As the shoot progresses, a competition starts up between Gilbert Hartlip and the normally relaxed Lionel Stephens, a rivalry which is just as keenly felt between their respective loaders, Albert and Percy. Lionel, impassioned by his love for Olivia, begins to fire on all cylinders, shooting his birds with great speed and accuracy. There is even some suggestion of him encroaching onto Gilbert Hartlip’s territory, a development the latter does not welcome, keen as he is to maintain his reputation as one of the country’s finest shots. Significant tensions ensue, much to the dismay of Sir Randolph, who detests any attempts by participants to keep a count of their individual kills. At one point, the action is enlivened by the appearance of an animal rights activist who ultimately appears to find some common ground with the host, much to the surprise of some of the guests.

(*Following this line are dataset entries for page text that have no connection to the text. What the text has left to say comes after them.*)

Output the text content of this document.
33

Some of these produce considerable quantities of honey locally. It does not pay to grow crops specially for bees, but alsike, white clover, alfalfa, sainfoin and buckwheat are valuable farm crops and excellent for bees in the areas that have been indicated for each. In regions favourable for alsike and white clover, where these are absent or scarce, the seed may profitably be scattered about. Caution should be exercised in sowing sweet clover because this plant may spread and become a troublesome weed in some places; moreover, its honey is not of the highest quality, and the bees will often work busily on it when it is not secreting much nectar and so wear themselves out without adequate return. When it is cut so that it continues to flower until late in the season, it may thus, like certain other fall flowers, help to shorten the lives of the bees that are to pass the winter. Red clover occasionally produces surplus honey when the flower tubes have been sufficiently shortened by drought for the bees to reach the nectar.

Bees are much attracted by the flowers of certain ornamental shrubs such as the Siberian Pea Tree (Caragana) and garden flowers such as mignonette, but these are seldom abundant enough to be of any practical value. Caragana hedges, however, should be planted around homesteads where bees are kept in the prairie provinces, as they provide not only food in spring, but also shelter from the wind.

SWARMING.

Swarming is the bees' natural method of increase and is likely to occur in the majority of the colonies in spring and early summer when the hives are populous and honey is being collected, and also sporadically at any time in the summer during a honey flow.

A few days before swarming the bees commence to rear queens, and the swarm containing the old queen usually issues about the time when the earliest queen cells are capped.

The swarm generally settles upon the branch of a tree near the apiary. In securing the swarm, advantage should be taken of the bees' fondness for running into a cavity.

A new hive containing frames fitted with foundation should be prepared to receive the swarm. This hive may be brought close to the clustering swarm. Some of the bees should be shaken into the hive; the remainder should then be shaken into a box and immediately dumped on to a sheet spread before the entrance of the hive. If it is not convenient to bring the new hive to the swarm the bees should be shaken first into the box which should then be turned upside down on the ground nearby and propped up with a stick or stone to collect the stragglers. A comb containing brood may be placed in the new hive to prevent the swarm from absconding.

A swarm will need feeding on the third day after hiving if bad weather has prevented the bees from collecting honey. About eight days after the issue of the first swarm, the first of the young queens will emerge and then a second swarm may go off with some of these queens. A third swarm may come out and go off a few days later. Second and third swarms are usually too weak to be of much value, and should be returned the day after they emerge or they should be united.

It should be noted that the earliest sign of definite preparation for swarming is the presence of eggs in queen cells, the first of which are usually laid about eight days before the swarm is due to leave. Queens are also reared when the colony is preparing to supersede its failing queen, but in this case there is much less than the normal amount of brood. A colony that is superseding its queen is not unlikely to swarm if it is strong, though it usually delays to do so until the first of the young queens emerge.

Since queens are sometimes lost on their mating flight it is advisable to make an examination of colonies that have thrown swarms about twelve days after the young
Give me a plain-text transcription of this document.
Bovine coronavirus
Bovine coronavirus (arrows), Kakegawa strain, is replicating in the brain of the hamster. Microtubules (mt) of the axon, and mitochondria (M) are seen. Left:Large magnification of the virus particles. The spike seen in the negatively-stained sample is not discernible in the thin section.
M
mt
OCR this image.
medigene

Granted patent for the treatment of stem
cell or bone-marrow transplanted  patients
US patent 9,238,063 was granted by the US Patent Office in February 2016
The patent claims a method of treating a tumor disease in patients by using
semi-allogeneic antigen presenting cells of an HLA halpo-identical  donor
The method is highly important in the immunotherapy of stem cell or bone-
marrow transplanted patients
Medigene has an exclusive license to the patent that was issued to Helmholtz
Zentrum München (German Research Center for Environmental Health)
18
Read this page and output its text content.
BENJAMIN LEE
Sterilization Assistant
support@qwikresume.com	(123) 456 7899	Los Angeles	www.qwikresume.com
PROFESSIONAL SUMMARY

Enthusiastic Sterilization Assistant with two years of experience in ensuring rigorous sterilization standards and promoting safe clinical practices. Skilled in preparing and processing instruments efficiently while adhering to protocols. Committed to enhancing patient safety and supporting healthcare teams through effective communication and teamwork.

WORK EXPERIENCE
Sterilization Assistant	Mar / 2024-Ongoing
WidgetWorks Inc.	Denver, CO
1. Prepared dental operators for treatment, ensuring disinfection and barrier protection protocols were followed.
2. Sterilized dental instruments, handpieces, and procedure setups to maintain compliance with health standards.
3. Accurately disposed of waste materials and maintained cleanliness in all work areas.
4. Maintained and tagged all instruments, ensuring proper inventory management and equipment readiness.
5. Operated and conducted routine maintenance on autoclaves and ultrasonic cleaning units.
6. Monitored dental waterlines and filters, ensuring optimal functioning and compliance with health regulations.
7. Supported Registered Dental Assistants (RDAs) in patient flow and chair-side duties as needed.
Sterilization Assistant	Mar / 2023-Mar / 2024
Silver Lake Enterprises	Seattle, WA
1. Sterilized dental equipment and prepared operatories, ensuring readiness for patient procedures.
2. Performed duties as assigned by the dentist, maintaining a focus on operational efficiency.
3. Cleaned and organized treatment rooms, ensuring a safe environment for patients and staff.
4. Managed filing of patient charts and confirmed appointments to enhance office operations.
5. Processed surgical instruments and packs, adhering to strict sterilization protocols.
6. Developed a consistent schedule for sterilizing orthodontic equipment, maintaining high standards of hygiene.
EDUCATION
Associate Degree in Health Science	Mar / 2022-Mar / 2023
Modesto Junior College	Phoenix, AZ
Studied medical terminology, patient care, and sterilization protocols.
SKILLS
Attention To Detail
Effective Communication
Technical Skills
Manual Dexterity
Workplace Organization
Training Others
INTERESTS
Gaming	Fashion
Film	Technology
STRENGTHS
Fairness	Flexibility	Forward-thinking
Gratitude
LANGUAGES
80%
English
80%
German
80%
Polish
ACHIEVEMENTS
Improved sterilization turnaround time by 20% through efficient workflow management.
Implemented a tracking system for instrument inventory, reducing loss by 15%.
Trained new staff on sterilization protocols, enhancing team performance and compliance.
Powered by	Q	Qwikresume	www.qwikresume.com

What makes this book all the more fascinating for readers is the knowledge that a whole way of life for this generation is about to be swept away with the advent of the Great War. Sir Randolph clearly fears change as the political and industrial developments of the day are already threatening to destabilise the familiarity of his world. He bemoans the decline of the agricultural industry and the long-standing traditions of rural life.

‘…For generations we ran the country; it did not suffer from our rule. If the landlord class goes, everything goes. It will be the ruin of rural England. Ida tells me I am prejudiced. Show me the man with blood in his veins who is not.’ (p. 28)

All in all, this is a brilliant novel, poised and subtle in its depiction of the shallowness of the society at the time.

While checking the details for this post, I was surprised to discover that the book had been published as recently as 1980. In many ways it actually feels like a much older novel, one that could have been written in the 1920s or ‘30s, such is the authenticity of the world Colegate creates here. It’s a very impressive achievement. There’s a film too, directed by Alan Bridges (who also adapted L. P. Hartley’s The Hireling for the screen, another book I read this year). I’m looking forward to watching it.

The Shooting Party is published by Penguin Books; personal copy.